BEFORE PUTTING UP THAT ELECTION SIGN………..

No matter who you’re voting for in November, there is no doubt that the eyes of the nation are on Florida.  Some of you might be eager put up your lawn signs or even signs in your window.  But before you do………. by choosing to move into a condo or an HOA, know that you do so at your own risk.

There’s no doubt that the First and 14th Amendments protect your freedom of speech, meaning that the federal and state government cannot prevent your freedom to endorse the candidate of your choice by having a sign.  The problem is, your condominium association and HOA are not considered “the state” or “the federal government.”  On the contrary, they are private actors that you voluntarily entered into a contract with when you bought your home.  If that contract, meaning your declaration, contains clauses that prevent signs, those restrictions are enforceable under a contract law theory.  This is simply what you agreed to.

I have not seen a case in Florida that is on point.  However, courts in Kansas and Pennsylvania have ruled that community associations may restrict the placement of political signs in private communities.

However, the problem that an association may have is if the governing documents prevent any signage, yet the association turns a blind eye toward owners putting up signs indicating they have installed a security system, or the name of the contractor working on their home, or even “For Sale” signs or signs that say “Merry Christmas.”  These are signs too, and if the association is going to allow these type of signs despite a “No Signs” provision in the governing documents, the association would be hard pressed to prevent political signs.

For example, in Prisco v. Forest Villas Condominium 847 So.2d 1012 (4th DCA, 2003) the association documents indicated that pets are not allowed except for fish or birds.  Prisco was sued for having a dog.  Her defense was that the association was selectively enforcing the documents against her, because they were allowing other owners to have cats.  The trial court said cats and dogs are different and thus entered judgment against Prisco.  On appeal, the appeals court said the fact that cats are different from dogs makes no difference. What does matter is that neither a cat nor a dog is a fish or a bird, so both should be prohibited. Restrictive covenants should be narrowly construed, but should not be construed in a manner that would defeat the plain and obvious purpose and intent of the restriction. See generally Brower v. Hubbard, 643 So.2d 28, 29 (Fla. 4th DCA 1994). In this case, the clear purpose of the restriction is to prohibit all types of pets except fish and birds. The trial court’s interpretation defeats that plain and obvious purpose.
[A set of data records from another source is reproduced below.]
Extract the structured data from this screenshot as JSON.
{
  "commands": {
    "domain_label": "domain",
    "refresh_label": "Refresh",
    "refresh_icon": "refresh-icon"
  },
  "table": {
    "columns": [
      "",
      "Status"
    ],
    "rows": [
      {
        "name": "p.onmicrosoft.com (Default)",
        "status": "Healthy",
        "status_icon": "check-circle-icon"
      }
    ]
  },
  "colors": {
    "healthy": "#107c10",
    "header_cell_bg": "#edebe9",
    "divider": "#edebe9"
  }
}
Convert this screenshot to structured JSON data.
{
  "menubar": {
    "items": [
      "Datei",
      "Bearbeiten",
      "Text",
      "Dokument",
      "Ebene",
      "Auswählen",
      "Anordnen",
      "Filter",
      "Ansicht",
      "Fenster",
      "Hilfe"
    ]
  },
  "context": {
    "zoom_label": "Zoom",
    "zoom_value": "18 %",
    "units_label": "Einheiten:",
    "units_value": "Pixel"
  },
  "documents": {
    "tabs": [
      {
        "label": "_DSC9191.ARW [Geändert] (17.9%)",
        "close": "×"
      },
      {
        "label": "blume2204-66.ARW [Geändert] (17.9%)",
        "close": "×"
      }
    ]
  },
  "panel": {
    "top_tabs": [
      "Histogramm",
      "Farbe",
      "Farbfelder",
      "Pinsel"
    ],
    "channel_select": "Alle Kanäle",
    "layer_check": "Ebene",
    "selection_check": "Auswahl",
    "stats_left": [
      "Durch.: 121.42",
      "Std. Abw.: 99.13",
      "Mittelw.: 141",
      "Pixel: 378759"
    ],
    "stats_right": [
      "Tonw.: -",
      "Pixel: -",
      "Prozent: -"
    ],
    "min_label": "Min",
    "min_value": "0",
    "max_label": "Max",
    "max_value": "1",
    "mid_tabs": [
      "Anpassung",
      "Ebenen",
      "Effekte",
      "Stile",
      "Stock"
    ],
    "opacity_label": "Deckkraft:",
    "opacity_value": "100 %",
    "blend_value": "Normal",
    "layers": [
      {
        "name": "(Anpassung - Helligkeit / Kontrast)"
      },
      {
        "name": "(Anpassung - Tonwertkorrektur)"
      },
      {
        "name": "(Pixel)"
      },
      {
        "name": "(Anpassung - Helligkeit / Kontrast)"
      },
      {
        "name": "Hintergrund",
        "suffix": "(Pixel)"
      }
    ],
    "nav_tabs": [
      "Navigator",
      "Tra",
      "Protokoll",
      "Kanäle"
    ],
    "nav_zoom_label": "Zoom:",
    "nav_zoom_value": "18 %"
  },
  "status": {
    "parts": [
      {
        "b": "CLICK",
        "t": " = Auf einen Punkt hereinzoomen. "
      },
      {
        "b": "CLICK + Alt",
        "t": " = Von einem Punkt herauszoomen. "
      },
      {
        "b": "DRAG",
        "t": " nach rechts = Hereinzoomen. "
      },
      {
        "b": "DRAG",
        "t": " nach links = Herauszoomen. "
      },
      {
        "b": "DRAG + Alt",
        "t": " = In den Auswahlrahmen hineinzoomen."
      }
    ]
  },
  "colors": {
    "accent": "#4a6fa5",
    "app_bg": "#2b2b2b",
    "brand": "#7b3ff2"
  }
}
Thus, with regard to this issue, Prisco has shown that the Board is selectively enforcing the restriction and the summary judgment in favor of Forest Villas must be reversed.

So, as long as a political sign is a “sign” a unit owner will be allowed to say the association is selectively enforcing the documents against me if they attempt to force me to remove my political sign, if the association is simultaneously allowing any other type of signs including the ones we mentioned.  Either way, GET OUT AND VOTE!